For green hydrogen to really take off, costs need to come down and new infrastructure that seamlessly connects to existing renewable power generation needs to be developed. That’s where these four young companies come in – each making green hydrogen more affordable, more efficient, and easier to roll out across existing infrastructure and industries.

HyPoint: hydrogen fuel cells for aviation

Headquartered in the United States, HyPoint is pushing boundaries in hydrogen fuel cell systems with applications in aviation. Aircraft need lightweight yet highly efficient fuels to be economically viable, and HyPoint’s technology is filling these requirements.

Enapter: electrolyzers of the future

Italian startup Enapter has its sights set on improving electrolysis technology with a modular, scalable hydrogen generator based on what it calls a “plug and play” model. The company claims that these compact electrolyzers can be utilized by many industries to produce hydrogen on-site for immediate use or to be stored for later. This on-demand generation is a big step towards decentralized hydrogen production.

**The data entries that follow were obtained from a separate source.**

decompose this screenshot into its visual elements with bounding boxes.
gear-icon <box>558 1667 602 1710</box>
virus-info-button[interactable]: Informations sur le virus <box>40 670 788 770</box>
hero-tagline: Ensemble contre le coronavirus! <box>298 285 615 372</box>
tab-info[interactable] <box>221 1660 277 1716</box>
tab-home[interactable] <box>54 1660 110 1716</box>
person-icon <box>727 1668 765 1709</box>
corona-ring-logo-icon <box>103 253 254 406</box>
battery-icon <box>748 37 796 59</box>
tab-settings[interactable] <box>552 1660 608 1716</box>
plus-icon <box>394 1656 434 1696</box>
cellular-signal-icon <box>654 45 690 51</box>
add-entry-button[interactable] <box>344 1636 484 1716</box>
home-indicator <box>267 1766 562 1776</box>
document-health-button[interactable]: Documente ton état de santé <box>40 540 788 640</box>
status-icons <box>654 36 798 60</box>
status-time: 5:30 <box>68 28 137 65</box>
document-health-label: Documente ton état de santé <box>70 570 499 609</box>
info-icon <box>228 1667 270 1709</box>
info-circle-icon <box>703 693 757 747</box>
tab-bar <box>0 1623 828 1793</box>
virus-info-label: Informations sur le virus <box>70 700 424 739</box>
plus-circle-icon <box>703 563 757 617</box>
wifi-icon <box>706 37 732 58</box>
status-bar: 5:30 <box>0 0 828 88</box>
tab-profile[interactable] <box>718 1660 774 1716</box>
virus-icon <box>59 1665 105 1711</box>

PowerUp ET: mobile maritime fuel cells

PowerUp Energy Technologies, another US company, is making green hydrogen more accessible to the maritime industry. They’ve combined hydrogen fuel cells with lithium batteries into compact generators capable of providing a clean and reliable source of backup electricity for marine vehicles.

HyTech Power: turning dirty engines green

HyTech Power is aiming to integrate green hydrogen with traditional combustion engines. It retrofits old diesel engines with hydrogen-based technology that makes them more efficient. This helps reduce the emissions caused by diesel engines and could provide an affordable middle ground between traditional diesel and fully electric vehicles.

A fuel of the future

Nations and businesses need to get behind green hydrogen as part of their plans to achieve global net zero targets, and many are already doing so. The EU’s hydrogen strategy sets out targets to make green hydrogen more affordable in Europe, while the UAE recently unveiled a national hydrogen strategy with bold aspirations to generate 15 million tonnes of green hydrogen by 2050.

These four pioneering startups are showcasing green hydrogen’s possibilities. Rapid improvements in electrolysis technologies, efficiency and scalability are moving us closer to a future in which green hydrogen plays a major contributing role to our energy systems.